L'extension de la ristourne Juppé serait financée par le
conglomérat improbable de la taxe générale sur les
activités polluantes (3,2 milliards de francs) et de la
contribution sociale sur les bénéfices des sociétés
(4,3 milliards de francs).
Pour financer les 17,5 milliards de francs résultant
directement
des 35 heures, les ressources disponibles sont : une contribution de
l'Etat, une contribution des régimes de protection sociale et une
contribution de l'UNEDIC, au titre des " retours " pour les finances
publiques occasionnés par les nouveaux emplois créés par
les 35 heures.
Il reste à déterminer l'importance de ces " retours "
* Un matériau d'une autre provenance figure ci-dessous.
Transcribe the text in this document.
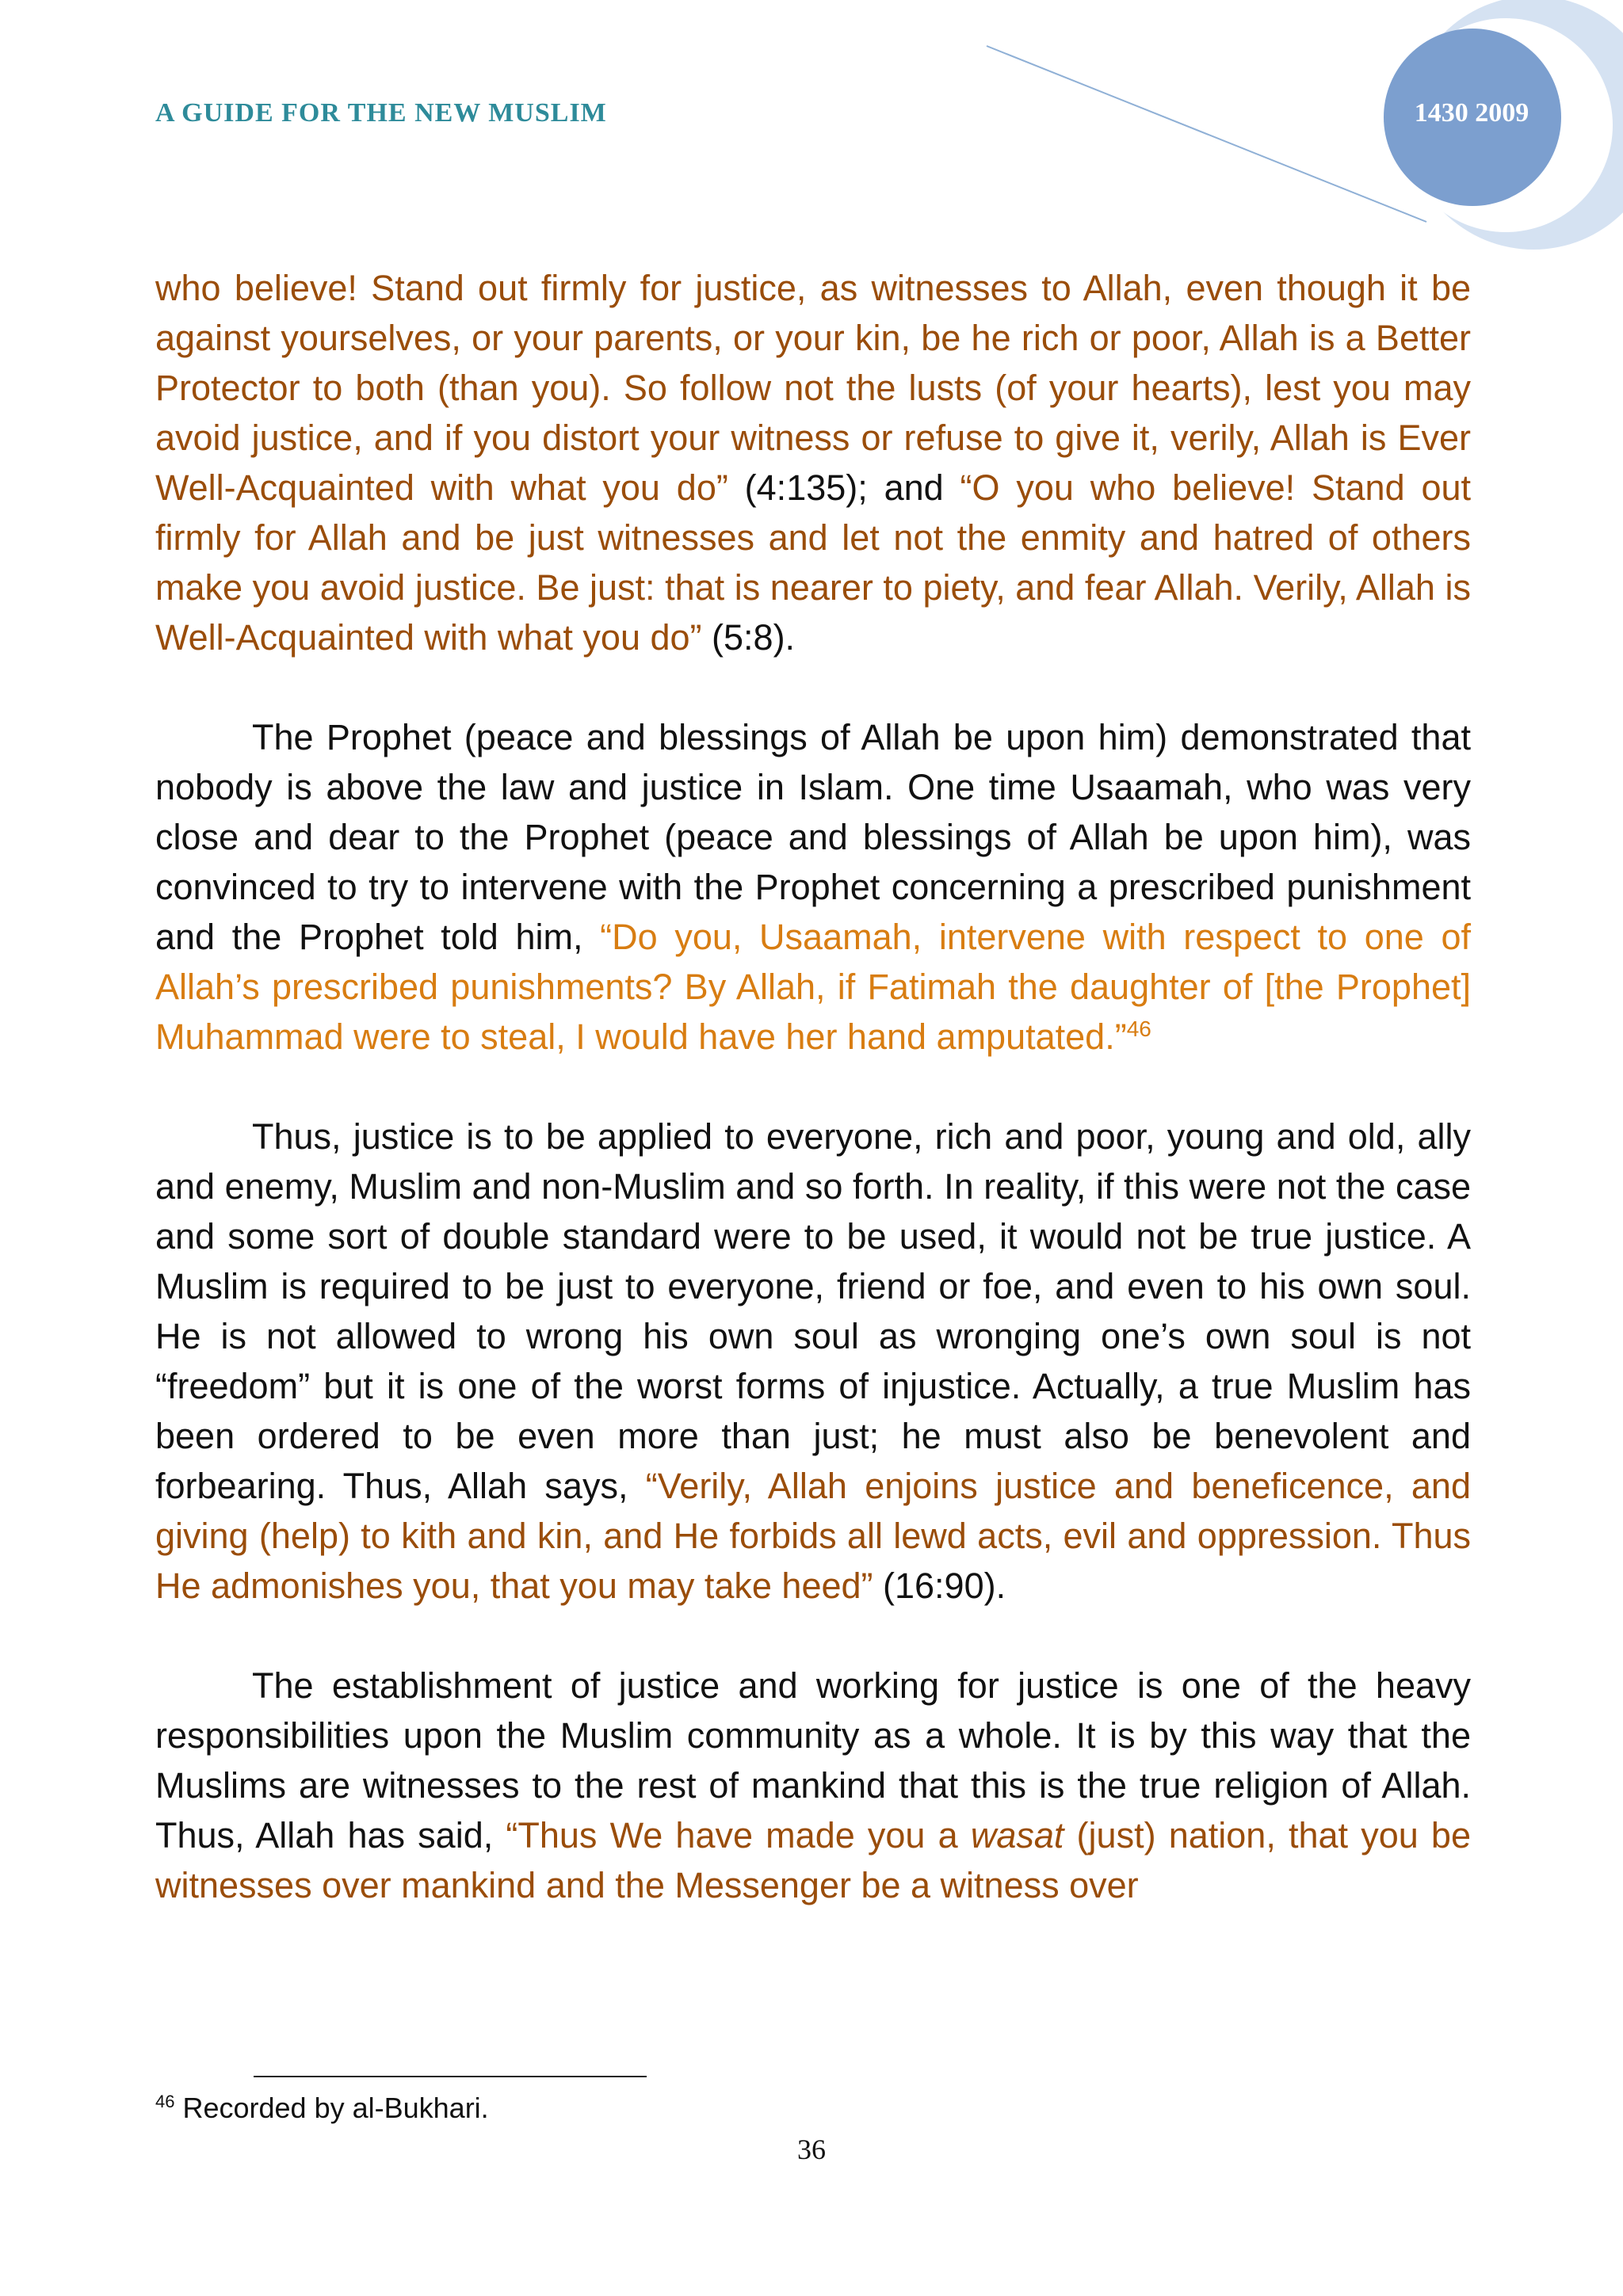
A GUIDE FOR THE NEW MUSLIM	1430 2009

who believe! Stand out firmly for justice, as witnesses to Allah, even though it be against yourselves, or your parents, or your kin, be he rich or poor, Allah is a Better Protector to both (than you). So follow not the lusts (of your hearts), lest you may avoid justice, and if you distort your witness or refuse to give it, verily, Allah is Ever Well-Acquainted with what you do” (4:135); and “O you who believe! Stand out firmly for Allah and be just witnesses and let not the enmity and hatred of others make you avoid justice. Be just: that is nearer to piety, and fear Allah. Verily, Allah is Well-Acquainted with what you do” (5:8).

The Prophet (peace and blessings of Allah be upon him) demonstrated that nobody is above the law and justice in Islam. One time Usaamah, who was very close and dear to the Prophet (peace and blessings of Allah be upon him), was convinced to try to intervene with the Prophet concerning a prescribed punishment and the Prophet told him, “Do you, Usaamah, intervene with respect to one of Allah’s prescribed punishments? By Allah, if Fatimah the daughter of [the Prophet] Muhammad were to steal, I would have her hand amputated.”$^{46}$

Thus, justice is to be applied to everyone, rich and poor, young and old, ally and enemy, Muslim and non-Muslim and so forth. In reality, if this were not the case and some sort of double standard were to be used, it would not be true justice. A Muslim is required to be just to everyone, friend or foe, and even to his own soul. He is not allowed to wrong his own soul as wronging one’s own soul is not “freedom” but it is one of the worst forms of injustice. Actually, a true Muslim has been ordered to be even more than just; he must also be benevolent and forbearing. Thus, Allah says, “Verily, Allah enjoins justice and beneficence, and giving (help) to kith and kin, and He forbids all lewd acts, evil and oppression. Thus He admonishes you, that you may take heed” (16:90).

The establishment of justice and working for justice is one of the heavy responsibilities upon the Muslim community as a whole. It is by this way that the Muslims are witnesses to the rest of mankind that this is the true religion of Allah. Thus, Allah has said, “Thus We have made you a wasat (just) nation, that you be witnesses over mankind and the Messenger be a witness over

$^{46}$ Recorded by al-Bukhari.
36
pour les finances publiques, le Gouvernement n'ayant jamais clairement
indiqué quelles étaient les " contributions "
attendues, au-delà des " surcroîts de recettes " et des
" économies de dépenses ".
La contribution du régime général de
sécurité sociale n'a même pas été
annoncée par Mme Martine Aubry lors de la réunion de la
commission des comptes de la sécurité sociale du 21 septembre
1999 ; elle a été " provisionnée " par le
secrétaire général de la commission des comptes de la
sécurité sociale à 5,5 milliards de francs, puis
confirmée par Mme Martine Aubry à 5,6 milliards de francs lors du
débat à l'Assemblée nationale.
Ces " retours " pour les finances publiques étaient
présentés de la manière suivante par le rapport
déposé par le Gouvernement pour le débat d'orientation
budgétaire de juin 1999 :
Extrait du rapport déposé par le Gouvernement
pour
le débat d'orientation budgétaire de juin 1999, p. 47-48.
" Les régimes sociaux sont les principaux
bénéficiaires des recettes financières suscitées
par la réduction du temps de travail
Les
" retours directs " pour les finances publiques de la RTT, peuvent
être classés en trois catégories :les cotisations
supplémentaires, les gains d'indemnisation de personnes initialement
sans emploi, enfin les recettes d'origine fiscale.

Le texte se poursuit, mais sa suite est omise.